A Nation of Crybabies

When the left is not predicting doom, they are pointing fingers – common targets being the fed, the rich, Washington and ‘greedy’ employers that refuse to pay their employees a ‘livable wage’ for the job of inquiring patrons about wanting fries to go with their burger. They hate success and America’s exceptionalism, so anything
that makes the rich lose money – crisis, recession, taxes, regulation, and raising interest rates – they anticipate and instigate with glee. We’re becoming a nation of crybabies, deriving enjoyment from failure instead of success, spreading wealth instead of creating it.

The left is always predicting doom and gloom because they have little faith in humanity. Without their maternal welfare state and our fealty, the world is doomed. Their belief in the stock market being a bubble and rigged, that humanity has become more violent, that IQ and SAT scores are meaningless, or that the U.S. economy is weak or still in a recession is a reflection of their own biases and divorced of the reality they willingly choose to deny.

We recommend voting for Jeb Bush because he supports the the trio of conservatism: free markets, low taxes, and defense spending. While Mitt Romney won over independents with his moving story of being unemployed and his private sector experience, we look forward to hearing Jeb’s own narrative throughout the campaign- that is assuming he runs. His stance on immigration is controversial, but he understands a free market shouldn’t limit its labor options. The left wants protectionism and all the welfare program to themselves, and although we do need better border control, we should increase the h-1b visa cap to skilled immigrants. Maybe Facebook stock would be higher if tech wages were lower. According to Milton Friedman, “The Social Responsibility of Business is to Increase its Profits”. Everyone benefits when wages aren’t too high. Low wages benefits Walmart shareholders with bigger profit margins and cheaper goods benefit consumers.

From http://www.commondreams.org/headline/2014/04/18-8?

As we go forward, according to Krugman, Piketty’s thesis says that even though inequality is already a huge problem, it’s going to get even worse. “Unless something gets better,” he explains, “we’re going to look back nostalgically on the early 21st century when you could still at least have the pretense that the wealthy actually earned their wealth. And, you know, by the year 2030, it’ll all be inherited.”

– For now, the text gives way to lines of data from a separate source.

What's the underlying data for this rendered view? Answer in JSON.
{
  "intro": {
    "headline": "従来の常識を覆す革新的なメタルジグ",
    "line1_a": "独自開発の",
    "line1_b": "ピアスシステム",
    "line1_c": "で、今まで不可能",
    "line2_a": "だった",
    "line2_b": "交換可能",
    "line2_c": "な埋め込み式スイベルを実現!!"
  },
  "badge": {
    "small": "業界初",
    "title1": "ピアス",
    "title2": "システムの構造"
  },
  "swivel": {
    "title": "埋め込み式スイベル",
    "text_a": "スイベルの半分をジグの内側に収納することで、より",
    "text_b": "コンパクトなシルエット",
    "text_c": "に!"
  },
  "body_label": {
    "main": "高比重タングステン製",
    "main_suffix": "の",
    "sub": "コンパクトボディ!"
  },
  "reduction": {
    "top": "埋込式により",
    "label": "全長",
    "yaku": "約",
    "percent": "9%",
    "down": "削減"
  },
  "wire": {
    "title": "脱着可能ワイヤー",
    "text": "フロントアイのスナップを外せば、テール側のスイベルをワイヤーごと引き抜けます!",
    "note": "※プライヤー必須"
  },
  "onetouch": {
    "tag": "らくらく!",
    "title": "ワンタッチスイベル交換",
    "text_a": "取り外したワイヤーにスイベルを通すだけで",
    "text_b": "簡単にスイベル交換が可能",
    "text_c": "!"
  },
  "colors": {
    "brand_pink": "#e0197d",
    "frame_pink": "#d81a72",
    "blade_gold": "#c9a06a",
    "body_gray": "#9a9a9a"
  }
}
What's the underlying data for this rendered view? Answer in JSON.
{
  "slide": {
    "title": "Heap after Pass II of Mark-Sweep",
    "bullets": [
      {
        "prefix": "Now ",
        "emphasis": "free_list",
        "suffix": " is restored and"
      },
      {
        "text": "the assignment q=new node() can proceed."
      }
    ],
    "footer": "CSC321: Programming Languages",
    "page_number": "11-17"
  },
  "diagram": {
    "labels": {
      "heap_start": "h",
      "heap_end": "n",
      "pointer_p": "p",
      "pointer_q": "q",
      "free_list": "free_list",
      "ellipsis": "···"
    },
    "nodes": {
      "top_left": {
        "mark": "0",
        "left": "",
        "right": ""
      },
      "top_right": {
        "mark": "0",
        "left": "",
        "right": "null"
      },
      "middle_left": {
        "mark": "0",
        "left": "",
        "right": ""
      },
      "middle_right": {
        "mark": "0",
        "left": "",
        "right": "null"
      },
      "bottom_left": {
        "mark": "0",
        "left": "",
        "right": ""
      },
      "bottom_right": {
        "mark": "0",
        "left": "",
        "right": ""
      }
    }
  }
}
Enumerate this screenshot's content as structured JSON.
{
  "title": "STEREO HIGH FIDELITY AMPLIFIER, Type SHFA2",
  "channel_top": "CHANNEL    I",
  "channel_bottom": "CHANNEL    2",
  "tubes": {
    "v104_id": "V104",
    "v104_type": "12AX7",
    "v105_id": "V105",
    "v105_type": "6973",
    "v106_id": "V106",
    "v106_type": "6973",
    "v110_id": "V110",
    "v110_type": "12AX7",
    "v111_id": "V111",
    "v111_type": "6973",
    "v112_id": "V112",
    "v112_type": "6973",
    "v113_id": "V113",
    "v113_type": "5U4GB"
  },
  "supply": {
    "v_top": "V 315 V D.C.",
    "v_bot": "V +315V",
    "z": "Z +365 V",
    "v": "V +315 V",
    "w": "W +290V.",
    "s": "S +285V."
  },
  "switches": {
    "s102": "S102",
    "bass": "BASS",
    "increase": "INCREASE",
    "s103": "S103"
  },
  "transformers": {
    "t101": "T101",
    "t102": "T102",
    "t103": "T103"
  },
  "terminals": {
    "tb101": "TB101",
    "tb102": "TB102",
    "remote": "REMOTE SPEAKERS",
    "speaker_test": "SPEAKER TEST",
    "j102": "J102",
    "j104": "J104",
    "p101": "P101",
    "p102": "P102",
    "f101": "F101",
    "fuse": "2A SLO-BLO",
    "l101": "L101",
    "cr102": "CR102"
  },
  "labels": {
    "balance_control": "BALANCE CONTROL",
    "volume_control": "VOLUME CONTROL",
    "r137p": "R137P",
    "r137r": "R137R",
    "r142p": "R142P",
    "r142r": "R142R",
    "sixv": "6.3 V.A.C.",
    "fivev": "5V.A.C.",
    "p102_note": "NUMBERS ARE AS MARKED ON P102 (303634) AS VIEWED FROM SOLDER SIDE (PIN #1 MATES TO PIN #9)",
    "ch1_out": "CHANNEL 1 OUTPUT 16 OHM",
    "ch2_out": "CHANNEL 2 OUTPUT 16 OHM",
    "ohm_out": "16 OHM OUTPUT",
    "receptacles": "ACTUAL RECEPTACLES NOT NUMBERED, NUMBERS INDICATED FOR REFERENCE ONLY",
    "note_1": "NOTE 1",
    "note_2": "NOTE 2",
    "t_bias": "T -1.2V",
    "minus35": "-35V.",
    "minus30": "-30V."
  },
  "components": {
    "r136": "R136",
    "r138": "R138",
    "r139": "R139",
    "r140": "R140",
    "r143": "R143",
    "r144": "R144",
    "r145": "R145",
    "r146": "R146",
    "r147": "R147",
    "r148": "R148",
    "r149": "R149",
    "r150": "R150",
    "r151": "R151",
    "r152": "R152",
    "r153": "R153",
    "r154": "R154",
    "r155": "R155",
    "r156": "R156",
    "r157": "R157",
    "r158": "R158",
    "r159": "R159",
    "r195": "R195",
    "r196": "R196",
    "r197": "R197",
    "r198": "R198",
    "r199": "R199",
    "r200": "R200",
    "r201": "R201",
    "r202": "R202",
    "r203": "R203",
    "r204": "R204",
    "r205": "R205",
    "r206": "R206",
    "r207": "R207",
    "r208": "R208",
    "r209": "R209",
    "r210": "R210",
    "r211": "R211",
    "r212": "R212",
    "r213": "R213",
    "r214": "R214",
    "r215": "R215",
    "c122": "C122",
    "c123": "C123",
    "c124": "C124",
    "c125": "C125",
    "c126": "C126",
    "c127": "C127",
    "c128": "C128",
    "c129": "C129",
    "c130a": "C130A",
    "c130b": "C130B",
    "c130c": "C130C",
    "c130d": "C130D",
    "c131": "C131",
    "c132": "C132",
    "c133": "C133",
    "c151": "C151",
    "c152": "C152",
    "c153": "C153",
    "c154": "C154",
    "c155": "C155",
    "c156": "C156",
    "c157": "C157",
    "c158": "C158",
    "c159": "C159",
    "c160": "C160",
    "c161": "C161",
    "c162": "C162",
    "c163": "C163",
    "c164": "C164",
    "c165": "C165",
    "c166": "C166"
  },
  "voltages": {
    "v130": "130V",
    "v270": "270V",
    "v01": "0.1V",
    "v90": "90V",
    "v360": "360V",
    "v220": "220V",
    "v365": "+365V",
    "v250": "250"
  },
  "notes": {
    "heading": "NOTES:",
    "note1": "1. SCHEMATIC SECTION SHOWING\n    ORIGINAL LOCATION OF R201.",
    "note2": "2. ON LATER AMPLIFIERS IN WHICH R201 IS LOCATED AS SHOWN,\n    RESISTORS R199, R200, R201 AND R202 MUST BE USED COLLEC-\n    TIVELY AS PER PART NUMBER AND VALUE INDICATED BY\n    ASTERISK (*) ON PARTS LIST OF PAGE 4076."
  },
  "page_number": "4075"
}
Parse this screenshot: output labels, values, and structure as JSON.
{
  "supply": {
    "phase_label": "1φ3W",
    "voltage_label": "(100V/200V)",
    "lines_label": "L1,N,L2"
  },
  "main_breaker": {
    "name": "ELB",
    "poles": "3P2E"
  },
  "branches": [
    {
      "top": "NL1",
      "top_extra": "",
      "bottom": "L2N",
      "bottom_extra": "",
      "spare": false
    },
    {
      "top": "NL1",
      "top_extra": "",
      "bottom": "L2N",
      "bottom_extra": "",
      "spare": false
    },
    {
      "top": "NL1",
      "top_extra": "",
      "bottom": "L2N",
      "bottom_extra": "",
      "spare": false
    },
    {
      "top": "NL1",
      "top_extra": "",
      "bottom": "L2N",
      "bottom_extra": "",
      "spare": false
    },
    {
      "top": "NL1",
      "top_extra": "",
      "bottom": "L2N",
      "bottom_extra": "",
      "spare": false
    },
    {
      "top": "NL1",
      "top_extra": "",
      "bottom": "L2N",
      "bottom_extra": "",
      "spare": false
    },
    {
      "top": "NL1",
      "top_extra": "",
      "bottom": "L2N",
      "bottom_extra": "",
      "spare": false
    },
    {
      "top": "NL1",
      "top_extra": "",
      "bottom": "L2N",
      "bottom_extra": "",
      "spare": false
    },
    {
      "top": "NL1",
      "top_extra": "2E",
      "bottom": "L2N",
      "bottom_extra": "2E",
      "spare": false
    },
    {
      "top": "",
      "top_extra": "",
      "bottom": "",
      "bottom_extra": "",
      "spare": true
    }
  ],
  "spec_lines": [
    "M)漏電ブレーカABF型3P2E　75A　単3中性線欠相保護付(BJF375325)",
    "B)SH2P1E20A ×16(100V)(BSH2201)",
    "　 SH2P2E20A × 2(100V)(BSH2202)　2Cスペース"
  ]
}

Sounds like cry me a river. Just more blaming the 1% for everything. That is the best argument they can muster. No facts, just vague threats of upheaval and crisis if wealth doesn’t become more equal.

Again let’s turn to actual data. From http://www.chicagobooth.edu/capideas/magazine/summer-2013/billionaires-self-made

Most individuals on the Forbes 400 list did not inherit the family business but rather made their own fortune. Kaplan and Rauh found that 69 percent of those on the list in 2011 started their own business, compared with only 40 percent in 1982. In other words, there are fewer people on the Forbes 400 list who came from an affluent background and eventually took over the family business, such as brothers David and Charles Koch (Koch Industries) and the Walton siblings (Wal-Mart), and more self-made people such as Bill Gates (Microsoft), Warren Buffet (Berkshire Hathaway), Philip Knight (Nike), and Stephen Schwarzman (Blackstone Group), who had an upper middle-class upbringing and eventually built their own successful companies.

We can also add all those newly minted tech billionaires to the list of non-inherited wealth.

If the left wants to beleive America is in decline becase the wealth isn’t being distributed sufficiently fairly, so be it.